Christian Constantin pourrait toujours changer d’entraîneur, mais il devrait s’abstenir de virer le malheureux Marco Walker. Même s’il n’a rien apporté lors des trois matches qu’il a dirigés depuis la touche, le nouveau coach du FC Sion n’est pour rien dans cette débandade.

A Tourbillon, on pourrait aussi se résoudre à changer de système – à considérer qu’il y en ait déjà un d’identifiable (à jeter). Mais comme ce n’est pas le cas, mieux vaut abandonner cette piste.

On pourrait aussi se décider à changer d’équipe et/ou d’état d’esprit mais cela paraît fort compliqué et ma foi surtout peu réaliste.

Mais il est une chose, prioritaire à nos yeux, que l’on pourrait aisément changer, c’est cet horrible accoutrement militaire.

Des guerriers de pacotille

Franchement, c’est quoi ce déguisement, fréquemment sorti en déplacement? On «joue» au football en enfilant de vrais maillots de foot, pas en se donnant des airs de guerriers de pacotille.
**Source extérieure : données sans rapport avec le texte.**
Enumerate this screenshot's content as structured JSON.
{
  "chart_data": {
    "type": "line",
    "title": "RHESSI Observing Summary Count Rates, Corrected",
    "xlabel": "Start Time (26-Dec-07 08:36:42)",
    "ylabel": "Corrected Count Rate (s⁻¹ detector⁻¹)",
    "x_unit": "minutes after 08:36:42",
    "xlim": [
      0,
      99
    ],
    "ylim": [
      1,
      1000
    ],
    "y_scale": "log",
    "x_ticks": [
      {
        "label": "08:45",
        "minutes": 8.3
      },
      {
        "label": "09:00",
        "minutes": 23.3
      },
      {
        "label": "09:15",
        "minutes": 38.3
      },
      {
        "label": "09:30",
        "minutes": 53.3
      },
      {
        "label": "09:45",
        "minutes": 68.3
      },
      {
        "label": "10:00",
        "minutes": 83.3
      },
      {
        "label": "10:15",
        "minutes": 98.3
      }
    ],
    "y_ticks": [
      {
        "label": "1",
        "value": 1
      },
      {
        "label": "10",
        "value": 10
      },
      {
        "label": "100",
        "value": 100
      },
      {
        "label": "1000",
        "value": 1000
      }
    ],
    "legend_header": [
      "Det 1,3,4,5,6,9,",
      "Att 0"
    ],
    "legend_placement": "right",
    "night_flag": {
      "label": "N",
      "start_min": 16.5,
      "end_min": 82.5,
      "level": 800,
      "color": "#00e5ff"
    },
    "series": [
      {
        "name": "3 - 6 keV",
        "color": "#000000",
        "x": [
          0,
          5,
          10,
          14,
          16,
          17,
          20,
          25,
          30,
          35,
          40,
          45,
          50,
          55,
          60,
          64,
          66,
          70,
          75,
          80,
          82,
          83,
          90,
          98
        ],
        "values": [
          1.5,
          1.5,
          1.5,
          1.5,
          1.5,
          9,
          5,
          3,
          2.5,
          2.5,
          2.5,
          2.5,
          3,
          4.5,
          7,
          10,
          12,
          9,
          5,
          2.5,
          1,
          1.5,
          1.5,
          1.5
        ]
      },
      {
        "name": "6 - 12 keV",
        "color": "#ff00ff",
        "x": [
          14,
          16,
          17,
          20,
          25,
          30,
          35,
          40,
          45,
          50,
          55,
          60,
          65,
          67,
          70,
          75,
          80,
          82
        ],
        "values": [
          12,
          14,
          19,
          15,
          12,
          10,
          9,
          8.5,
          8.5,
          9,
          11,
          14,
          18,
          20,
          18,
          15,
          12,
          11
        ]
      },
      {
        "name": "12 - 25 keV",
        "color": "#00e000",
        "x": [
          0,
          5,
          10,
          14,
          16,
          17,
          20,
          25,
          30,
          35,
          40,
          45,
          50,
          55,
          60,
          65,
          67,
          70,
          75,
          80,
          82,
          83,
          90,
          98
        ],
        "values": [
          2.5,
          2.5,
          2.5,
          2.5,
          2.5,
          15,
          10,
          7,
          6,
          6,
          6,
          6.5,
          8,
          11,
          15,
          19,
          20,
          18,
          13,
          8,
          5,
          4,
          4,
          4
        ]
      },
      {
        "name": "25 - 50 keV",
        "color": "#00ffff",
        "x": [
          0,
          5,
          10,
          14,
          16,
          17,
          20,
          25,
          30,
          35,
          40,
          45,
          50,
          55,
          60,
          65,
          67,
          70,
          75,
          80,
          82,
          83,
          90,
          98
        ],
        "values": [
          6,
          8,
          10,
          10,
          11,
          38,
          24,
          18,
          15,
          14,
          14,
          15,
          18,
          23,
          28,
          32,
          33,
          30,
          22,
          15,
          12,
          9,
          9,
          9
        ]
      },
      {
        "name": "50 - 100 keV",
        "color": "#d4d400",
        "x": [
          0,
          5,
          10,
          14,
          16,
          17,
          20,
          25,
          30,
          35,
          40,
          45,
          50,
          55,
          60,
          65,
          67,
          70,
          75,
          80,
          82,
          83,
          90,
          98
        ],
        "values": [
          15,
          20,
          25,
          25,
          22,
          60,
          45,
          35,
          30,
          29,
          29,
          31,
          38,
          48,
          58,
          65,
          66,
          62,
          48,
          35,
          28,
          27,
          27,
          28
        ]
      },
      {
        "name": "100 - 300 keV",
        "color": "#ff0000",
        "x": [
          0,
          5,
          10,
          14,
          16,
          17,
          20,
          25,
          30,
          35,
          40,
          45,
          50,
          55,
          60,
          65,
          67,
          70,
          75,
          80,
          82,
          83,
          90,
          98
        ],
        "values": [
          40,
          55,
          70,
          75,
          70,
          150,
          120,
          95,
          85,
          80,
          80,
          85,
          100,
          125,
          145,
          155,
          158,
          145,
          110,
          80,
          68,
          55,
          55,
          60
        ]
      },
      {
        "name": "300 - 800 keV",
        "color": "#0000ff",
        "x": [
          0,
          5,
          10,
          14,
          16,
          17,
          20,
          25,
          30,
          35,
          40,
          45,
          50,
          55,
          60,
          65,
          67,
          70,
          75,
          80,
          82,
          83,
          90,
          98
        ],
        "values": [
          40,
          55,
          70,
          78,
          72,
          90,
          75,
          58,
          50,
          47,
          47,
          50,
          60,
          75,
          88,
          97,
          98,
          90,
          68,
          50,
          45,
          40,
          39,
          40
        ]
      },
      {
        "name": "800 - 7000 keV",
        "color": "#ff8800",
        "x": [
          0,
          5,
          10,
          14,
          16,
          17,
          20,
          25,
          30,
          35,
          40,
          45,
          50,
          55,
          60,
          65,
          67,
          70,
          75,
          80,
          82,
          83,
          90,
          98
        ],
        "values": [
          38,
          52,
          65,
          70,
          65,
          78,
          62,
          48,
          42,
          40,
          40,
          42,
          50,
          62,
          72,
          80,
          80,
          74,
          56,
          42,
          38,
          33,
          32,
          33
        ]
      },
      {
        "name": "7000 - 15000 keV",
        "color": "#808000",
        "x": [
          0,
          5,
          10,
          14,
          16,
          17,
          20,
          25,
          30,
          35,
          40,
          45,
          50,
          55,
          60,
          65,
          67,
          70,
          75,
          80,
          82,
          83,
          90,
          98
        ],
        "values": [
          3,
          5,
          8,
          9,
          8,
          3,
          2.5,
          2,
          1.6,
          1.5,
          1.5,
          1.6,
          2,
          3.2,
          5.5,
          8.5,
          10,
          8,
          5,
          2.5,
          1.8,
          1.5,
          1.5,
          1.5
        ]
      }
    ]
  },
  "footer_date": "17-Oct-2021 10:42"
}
Un esprit commando se construit sur la durée, il ne se décrète pas avec des artifices.

Revêtir un maillot treillis de camouflage n’exalte en rien les prétendues valeurs de discipline et de solidarité que l’on se plait à dépeindre habituellement dans le gris-vert. Dans le cas du FC Sion, cela aurait plutôt tendance à les cacher.

L’histoire d’un club, son identité de cœur, ce sont d’abord des couleurs éternelles, en l’occurrence le rouge et le blanc, qu’il s’agit de respecter et non pas de bafouer comme les «bidasses» de Tourbillon l’ont fait dimanche à Vaduz.

Changer de maillot - à savoir abandonner ces tuniques ridicules - n’apportera bien sûr aucun point sur le front de la lutte pour le maintien. Mais cela permettra peut-être au FC Sion de retrouver ce qu’il devrait être: un club qui possède une âme. A considérer ce qu’il montre en 2021, on peut certes douter qu’elle existe toujours.

Ses joueurs ont le devoir de se montrer dignes de l’histoire du FC Sion. Enfiler des tenues de camouflage pour jouer - à la perfection - les hommes invisibles revient aujourd’hui à salir l’image des «rouge et blanc» en se détachant de la réalité historique.

En retrouvant ses couleurs naturelles, l’équipe valaisanne démontrerait quelle n’est pas encore tout à fait «morte», comme l’a affirmé sans filtre son capitaine Kevin Fickentscher. Et qu’elle peut encore ressusciter.